At her first look she had thought the child dead; now, as she drew back from him, and caught her self-control with a quivering breath, and wrung her hands together in desperate effort to hold back a scream, she found it in her heart to wish he were. His little face was black from a great bruise that spread from temple to chin, his mouth cut and swollen, his eyes half shut. His body was doubled where it lay, a great bubble of blood moved with his breath. He breathed lightly and faintly, with an occasional deep gasp that invariably brought the long, heart-sickening moan. They had taken off part of his clothes, his shoes and stockings, but he still wore his Holland suit, and the dark-blue woolen coat had only been partly removed.
Rachael, ashen-faced, rose from her knees, and faced Mary and Millie. With bitter tears the story was told. He had been playing, as usual, in the barn, and Mary had been swinging him. Not high, nothing like as high as Jimmie went. And Millie came out to say that their dinner was ready, and all of a sudden he called out that he could swing without holding on, and put both his hands up in the air. And then Mary saw him fall, the board of the swing falling, too, and striking him as he fell, and his face dashing against the old mill-wheel that stood by the door. And he had not spoken since.
His arm had hung down loose-like, as Mary carried him in, and Millie had run for the doctor. But Doctor Peet wouldn’t be back until seven, and the girls had dared do no more than wash off his face a little and try to make him comfortable. “I wish the Lord had called me before the day came,” said Mary, “me, that would have died for him—for any of you!”
“I know that, Mary,” Rachael said. “It would have happened as easily with me. We all know what you have been to the boys, Mary. But you mustn’t cry so hard. I need you. I am going to drive him into town.”
“Oh, my God, in this storm?” exclaimed Millie.
“There’s nothing else to do,” Rachael said. “He may die on the way, but his mother will do what she can. I couldn’t have Doctor Peet, kind as he is. Doctor Gregory—his father—will know. It’s nearly seven now. We must start as fast as we can. You’ll have to pin something all about the back seat, Mary, and line it with comforters. We’ll put his mattress on the seat—you’ll make it snug, won’t you?—and you’ll sit on the floor there, and steady him all you can, for I’ll have to drive. We ought to be there by midnight, even in the storm.”

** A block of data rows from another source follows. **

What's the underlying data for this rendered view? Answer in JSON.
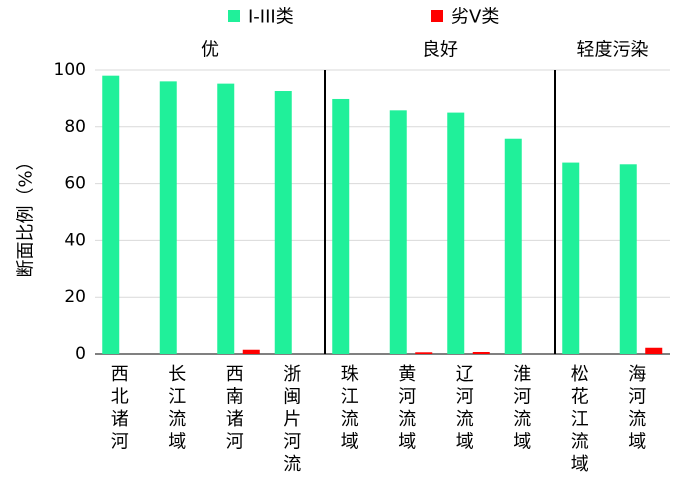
{
  "chart_data": {
    "type": "bar",
    "ylabel": "断面比例（%）",
    "ylim": [
      0,
      100
    ],
    "yticks": [
      0,
      20,
      40,
      60,
      80,
      100
    ],
    "grid": true,
    "legend_position": "top",
    "categories": [
      "西北诸河",
      "长江流域",
      "西南诸河",
      "浙闽片河流",
      "珠江流域",
      "黄河流域",
      "辽河流域",
      "淮河流域",
      "松花江流域",
      "海河流域"
    ],
    "series": [
      {
        "name": "I-III类",
        "color": "#20f09a",
        "values": [
          98.0,
          96.0,
          95.2,
          92.6,
          89.8,
          85.8,
          85.0,
          75.8,
          67.4,
          66.8
        ]
      },
      {
        "name": "劣V类",
        "color": "#ff0000",
        "values": [
          0,
          0,
          1.5,
          0,
          0,
          0.6,
          0.7,
          0,
          0,
          2.2
        ]
      }
    ],
    "groups": [
      {
        "label": "优",
        "from": 0,
        "to": 3
      },
      {
        "label": "良好",
        "from": 4,
        "to": 7
      },
      {
        "label": "轻度污染",
        "from": 8,
        "to": 9
      }
    ]
  }
}
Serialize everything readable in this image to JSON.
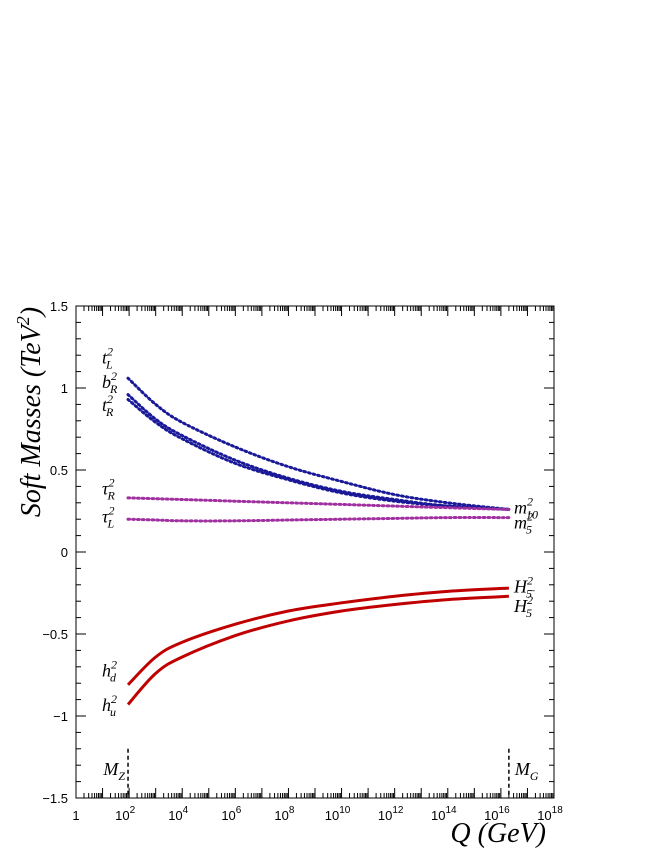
{
  "chart_data": {
    "type": "line",
    "title": "",
    "xlabel": "Q (GeV)",
    "ylabel": {
      "main": "Soft Masses (TeV",
      "sup": "2",
      "close": ")"
    },
    "xscale": "log10",
    "xlim": [
      1,
      1e+18
    ],
    "ylim": [
      -1.5,
      1.5
    ],
    "grid": false,
    "x_ticks": [
      {
        "value": 1,
        "base": "1",
        "exp": ""
      },
      {
        "value": 100.0,
        "base": "10",
        "exp": "2"
      },
      {
        "value": 10000.0,
        "base": "10",
        "exp": "4"
      },
      {
        "value": 1000000.0,
        "base": "10",
        "exp": "6"
      },
      {
        "value": 100000000.0,
        "base": "10",
        "exp": "8"
      },
      {
        "value": 10000000000.0,
        "base": "10",
        "exp": "10"
      },
      {
        "value": 1000000000000.0,
        "base": "10",
        "exp": "12"
      },
      {
        "value": 100000000000000.0,
        "base": "10",
        "exp": "14"
      },
      {
        "value": 1e+16,
        "base": "10",
        "exp": "16"
      },
      {
        "value": 1e+18,
        "base": "10",
        "exp": "18"
      }
    ],
    "y_ticks": [
      {
        "value": 1.5,
        "label": "1.5"
      },
      {
        "value": 1,
        "label": "1"
      },
      {
        "value": 0.5,
        "label": "0.5"
      },
      {
        "value": 0,
        "label": "0"
      },
      {
        "value": -0.5,
        "label": "−0.5"
      },
      {
        "value": -1,
        "label": "−1"
      },
      {
        "value": -1.5,
        "label": "−1.5"
      }
    ],
    "x": [
      91.0,
      1000.0,
      10000.0,
      1000000.0,
      100000000.0,
      10000000000.0,
      1000000000000.0,
      100000000000000.0,
      2e+16
    ],
    "series": [
      {
        "label_side": "left",
        "name": {
          "base": "t",
          "sup": "2",
          "sub": "L"
        },
        "values": [
          1.06,
          0.9,
          0.79,
          0.64,
          0.52,
          0.43,
          0.35,
          0.3,
          0.26
        ],
        "color": "#1a1a99",
        "style": "dotted"
      },
      {
        "label_side": "left",
        "name": {
          "base": "b",
          "sup": "2",
          "sub": "R"
        },
        "values": [
          0.96,
          0.81,
          0.71,
          0.56,
          0.45,
          0.37,
          0.32,
          0.28,
          0.26
        ],
        "color": "#1a1a99",
        "style": "dotted"
      },
      {
        "label_side": "left",
        "name": {
          "base": "t",
          "sup": "2",
          "sub": "R"
        },
        "values": [
          0.93,
          0.79,
          0.69,
          0.54,
          0.44,
          0.36,
          0.31,
          0.28,
          0.26
        ],
        "color": "#1a1a99",
        "style": "dotted"
      },
      {
        "label_side": "left",
        "name": {
          "base": "τ",
          "sup": "2",
          "sub": "R"
        },
        "values": [
          0.33,
          0.325,
          0.32,
          0.31,
          0.3,
          0.29,
          0.28,
          0.27,
          0.26
        ],
        "color": "#a030a0",
        "style": "dotted"
      },
      {
        "label_side": "left",
        "name": {
          "base": "τ",
          "sup": "2",
          "sub": "L"
        },
        "values": [
          0.2,
          0.195,
          0.19,
          0.19,
          0.195,
          0.2,
          0.205,
          0.21,
          0.21
        ],
        "color": "#a030a0",
        "style": "dotted"
      },
      {
        "label_side": "left",
        "name": {
          "base": "h",
          "sup": "2",
          "sub": "d"
        },
        "values": [
          -0.81,
          -0.64,
          -0.55,
          -0.44,
          -0.36,
          -0.31,
          -0.27,
          -0.24,
          -0.22
        ],
        "color": "#c00000",
        "style": "solid"
      },
      {
        "label_side": "left",
        "name": {
          "base": "h",
          "sup": "2",
          "sub": "u"
        },
        "values": [
          -0.93,
          -0.74,
          -0.64,
          -0.51,
          -0.42,
          -0.36,
          -0.32,
          -0.29,
          -0.27
        ],
        "color": "#c00000",
        "style": "solid"
      }
    ],
    "right_labels": [
      {
        "y": 0.27,
        "base": "m",
        "sup": "2",
        "sub": "10"
      },
      {
        "y": 0.18,
        "base": "m",
        "sup": "2",
        "sub": "5"
      },
      {
        "y": -0.21,
        "base": "H",
        "sup": "2",
        "sub": "5̄"
      },
      {
        "y": -0.33,
        "base": "H",
        "sup": "2",
        "sub": "5"
      }
    ],
    "markers": [
      {
        "x": 91.0,
        "base": "M",
        "sub": "Z",
        "side": "left"
      },
      {
        "x": 2e+16,
        "base": "M",
        "sub": "G",
        "side": "right"
      }
    ],
    "marker_range": [
      -1.5,
      -1.2
    ]
  }
}
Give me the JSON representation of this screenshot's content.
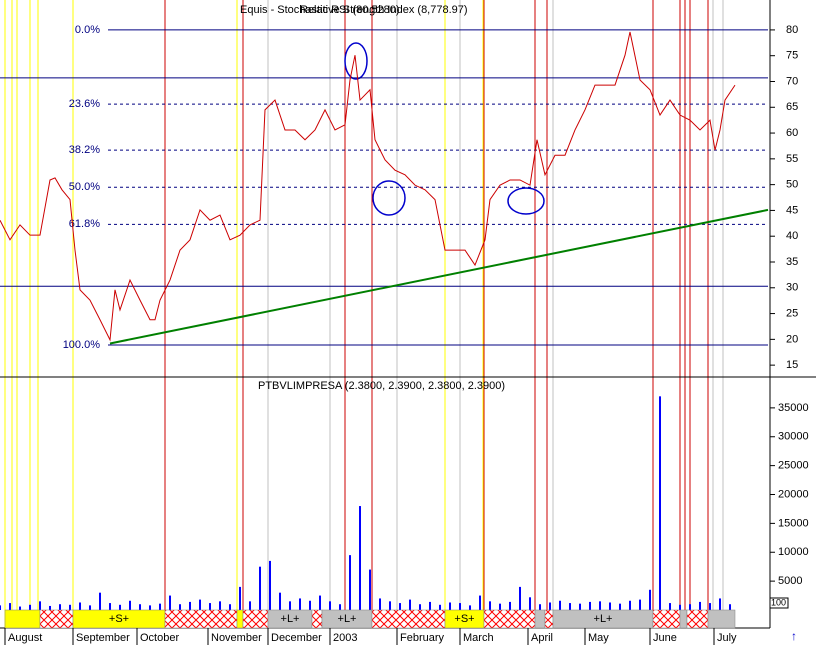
{
  "chart_data": [
    {
      "type": "line",
      "title": "Equis - Stochastic RSI (80.5280)",
      "subtitle": "Relative Strength Index (8,778.97)",
      "color": "#cc0000",
      "x": [
        0,
        2,
        4,
        6,
        8,
        10,
        11,
        12.4,
        14,
        15,
        16,
        18,
        20,
        22,
        23,
        24,
        26,
        28,
        30,
        31,
        32,
        34,
        36,
        38,
        40,
        42,
        44,
        46,
        48,
        50,
        52,
        53,
        55,
        57,
        59,
        61,
        63,
        65,
        67,
        69,
        70,
        71,
        72,
        74,
        75,
        77,
        79,
        81,
        83,
        85,
        87,
        89,
        91,
        93,
        95,
        97,
        98,
        100,
        102,
        104,
        106,
        107.4,
        109,
        111,
        113,
        115,
        117,
        119,
        121,
        123,
        125,
        126,
        128,
        130,
        132,
        134,
        136,
        138,
        140,
        142,
        143,
        144,
        145,
        147
      ],
      "values": [
        43.1,
        39.3,
        42.2,
        40.2,
        40.2,
        50.9,
        51.3,
        49.0,
        47.1,
        37.3,
        29.6,
        27.6,
        23.8,
        19.9,
        29.6,
        25.7,
        31.5,
        27.6,
        23.8,
        23.8,
        27.6,
        31.5,
        37.3,
        39.3,
        45.1,
        43.1,
        44.1,
        39.3,
        40.2,
        42.2,
        43.1,
        64.5,
        66.4,
        60.6,
        60.6,
        58.7,
        60.6,
        64.5,
        60.6,
        61.6,
        70.3,
        75.1,
        66.4,
        68.4,
        58.7,
        54.8,
        52.8,
        51.9,
        49.9,
        49.0,
        47.1,
        37.3,
        37.3,
        37.3,
        34.4,
        39.3,
        47.1,
        49.9,
        50.9,
        50.9,
        49.9,
        58.7,
        51.9,
        55.7,
        55.7,
        60.6,
        64.5,
        69.3,
        69.3,
        69.3,
        75.1,
        79.6,
        70.3,
        68.4,
        63.5,
        66.4,
        63.5,
        62.5,
        60.6,
        62.5,
        56.7,
        60.6,
        66.4,
        69.3
      ],
      "xlim": [
        0,
        153.6
      ],
      "ylim": [
        12.7,
        85.8
      ],
      "yticks": [
        15,
        20,
        25,
        30,
        35,
        40,
        45,
        50,
        55,
        60,
        65,
        70,
        75,
        80
      ],
      "fib_levels": [
        {
          "value": 80,
          "label": "0.0%"
        },
        {
          "value": 65.6,
          "label": "23.6%"
        },
        {
          "value": 56.7,
          "label": "38.2%"
        },
        {
          "value": 49.5,
          "label": "50.0%"
        },
        {
          "value": 42.3,
          "label": "61.8%"
        },
        {
          "value": 18.9,
          "label": "100.0%"
        }
      ],
      "hlines": [
        70.7,
        30.3
      ],
      "fib_color": "#000080",
      "trendline": {
        "x": [
          22,
          153.6
        ],
        "values": [
          19.2,
          45.1
        ],
        "color": "#008000"
      },
      "signal_lines": [
        {
          "color": "#ffff00",
          "x": [
            1,
            2.4,
            3.4,
            6,
            7.6,
            14.6,
            47.4,
            89,
            96.6
          ]
        },
        {
          "color": "#c0c0c0",
          "x": [
            53.6,
            66,
            79.4,
            92,
            110.6,
            142.6,
            144.6
          ]
        },
        {
          "color": "#cc0000",
          "x": [
            33,
            48.6,
            69,
            74.4,
            96.8,
            107,
            109.4,
            130.6,
            136,
            137,
            138,
            141.6
          ]
        }
      ]
    },
    {
      "type": "bar",
      "title": "PTBVLIMPRESA (2.3800, 2.3900, 2.3800, 2.3900)",
      "color": "#0000ff",
      "x": [
        0,
        2,
        4,
        6,
        8,
        10,
        12,
        14,
        16,
        18,
        20,
        22,
        24,
        26,
        28,
        30,
        32,
        34,
        36,
        38,
        40,
        42,
        44,
        46,
        48,
        50,
        52,
        54,
        56,
        58,
        60,
        62,
        64,
        66,
        68,
        70,
        72,
        74,
        76,
        78,
        80,
        82,
        84,
        86,
        88,
        90,
        92,
        94,
        96,
        98,
        100,
        102,
        104,
        106,
        108,
        110,
        112,
        114,
        116,
        118,
        120,
        122,
        124,
        126,
        128,
        130,
        132,
        134,
        136,
        138,
        140,
        142,
        144,
        146
      ],
      "values": [
        800,
        1200,
        600,
        900,
        1500,
        700,
        1000,
        900,
        1300,
        800,
        3000,
        1200,
        900,
        1600,
        1000,
        800,
        1100,
        2500,
        1000,
        1400,
        1800,
        1200,
        1500,
        1000,
        4000,
        1500,
        7500,
        8500,
        3000,
        1500,
        2000,
        1600,
        2500,
        1500,
        1000,
        9500,
        18000,
        7000,
        2000,
        1500,
        1200,
        1800,
        1000,
        1400,
        900,
        1300,
        1200,
        800,
        2500,
        1500,
        1100,
        1400,
        4000,
        2200,
        1000,
        1300,
        1600,
        1200,
        1100,
        1400,
        1500,
        1300,
        1100,
        1600,
        1800,
        3500,
        37000,
        1200,
        900,
        1000,
        1400,
        1200,
        2000,
        1000
      ],
      "xlim": [
        0,
        153.6
      ],
      "ylim": [
        0,
        40000
      ],
      "yticks": [
        5000,
        10000,
        15000,
        20000,
        25000,
        30000,
        35000
      ],
      "scale_label": "100",
      "xticks": [
        {
          "value": 1,
          "label": "August"
        },
        {
          "value": 14.6,
          "label": "September"
        },
        {
          "value": 27.4,
          "label": "October"
        },
        {
          "value": 41.6,
          "label": "November"
        },
        {
          "value": 53.6,
          "label": "December"
        },
        {
          "value": 66,
          "label": "2003"
        },
        {
          "value": 79.4,
          "label": "February"
        },
        {
          "value": 92,
          "label": "March"
        },
        {
          "value": 105.6,
          "label": "April"
        },
        {
          "value": 117,
          "label": "May"
        },
        {
          "value": 130,
          "label": "June"
        },
        {
          "value": 142.8,
          "label": "July"
        }
      ],
      "signal_bands": [
        {
          "x": [
            1,
            8
          ],
          "color": "#ffff00"
        },
        {
          "x": [
            8,
            14.6
          ],
          "color": "#ff0000",
          "hatched": true
        },
        {
          "x": [
            14.6,
            33
          ],
          "color": "#ffff00",
          "label": "+S+"
        },
        {
          "x": [
            33,
            47.4
          ],
          "color": "#ff0000",
          "hatched": true
        },
        {
          "x": [
            47.4,
            48.6
          ],
          "color": "#ffff00"
        },
        {
          "x": [
            48.6,
            53.6
          ],
          "color": "#ff0000",
          "hatched": true
        },
        {
          "x": [
            53.6,
            62.4
          ],
          "color": "#c0c0c0",
          "label": "+L+"
        },
        {
          "x": [
            62.4,
            64.4
          ],
          "color": "#ff0000",
          "hatched": true
        },
        {
          "x": [
            64.4,
            74.4
          ],
          "color": "#c0c0c0",
          "label": "+L+"
        },
        {
          "x": [
            74.4,
            89
          ],
          "color": "#ff0000",
          "hatched": true
        },
        {
          "x": [
            89,
            96.8
          ],
          "color": "#ffff00",
          "label": "+S+"
        },
        {
          "x": [
            96.8,
            107
          ],
          "color": "#ff0000",
          "hatched": true
        },
        {
          "x": [
            107,
            109
          ],
          "color": "#c0c0c0"
        },
        {
          "x": [
            109,
            110.6
          ],
          "color": "#ff0000",
          "hatched": true
        },
        {
          "x": [
            110.6,
            130.6
          ],
          "color": "#c0c0c0",
          "label": "+L+"
        },
        {
          "x": [
            130.6,
            136
          ],
          "color": "#ff0000",
          "hatched": true
        },
        {
          "x": [
            136,
            137.4
          ],
          "color": "#c0c0c0"
        },
        {
          "x": [
            137.4,
            141.6
          ],
          "color": "#ff0000",
          "hatched": true
        },
        {
          "x": [
            141.6,
            147
          ],
          "color": "#c0c0c0"
        }
      ]
    }
  ]
}
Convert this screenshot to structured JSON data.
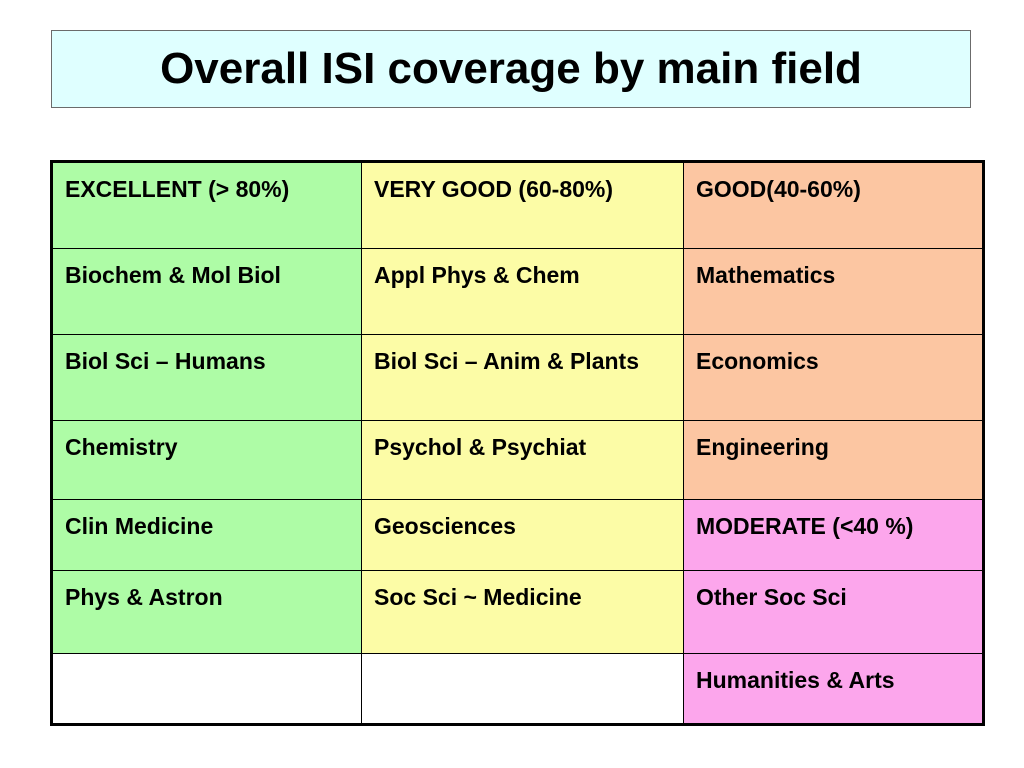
{
  "title": "Overall ISI coverage by main field",
  "colors": {
    "title_background": "#dfffff",
    "excellent": "#aefca6",
    "very_good": "#fcfca6",
    "good": "#fcc6a2",
    "moderate": "#fca6ec",
    "empty": "#ffffff"
  },
  "table": {
    "rows": [
      [
        "EXCELLENT (> 80%)",
        "VERY GOOD (60-80%)",
        "GOOD(40-60%)"
      ],
      [
        "Biochem & Mol Biol",
        "Appl Phys & Chem",
        "Mathematics"
      ],
      [
        "Biol Sci – Humans",
        "Biol Sci – Anim & Plants",
        "Economics"
      ],
      [
        "Chemistry",
        "Psychol & Psychiat",
        "Engineering"
      ],
      [
        "Clin Medicine",
        "Geosciences",
        "MODERATE (<40 %)"
      ],
      [
        "Phys & Astron",
        "Soc Sci ~ Medicine",
        "Other Soc Sci"
      ],
      [
        "",
        "",
        "Humanities & Arts"
      ]
    ]
  }
}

“I’ll fix it,” Mary said, with one great sob, and immediately, to Rachael’s great relief, she was her practical self.
“And I want some coffee, Millie,” she said, “strong; I’m not hungry, but if you have something ready, I’ll eat what I can. Did Ruddy come up and get the car to-day, for oil and gas, and so on?”
“He did,” said Millie, eager to be helpful.
“That’s a blessing.” Rachael turned to look at the little figure on the bed. Her heart contracted with a freezing spasm of terror whenever her eyes even moved in that direction.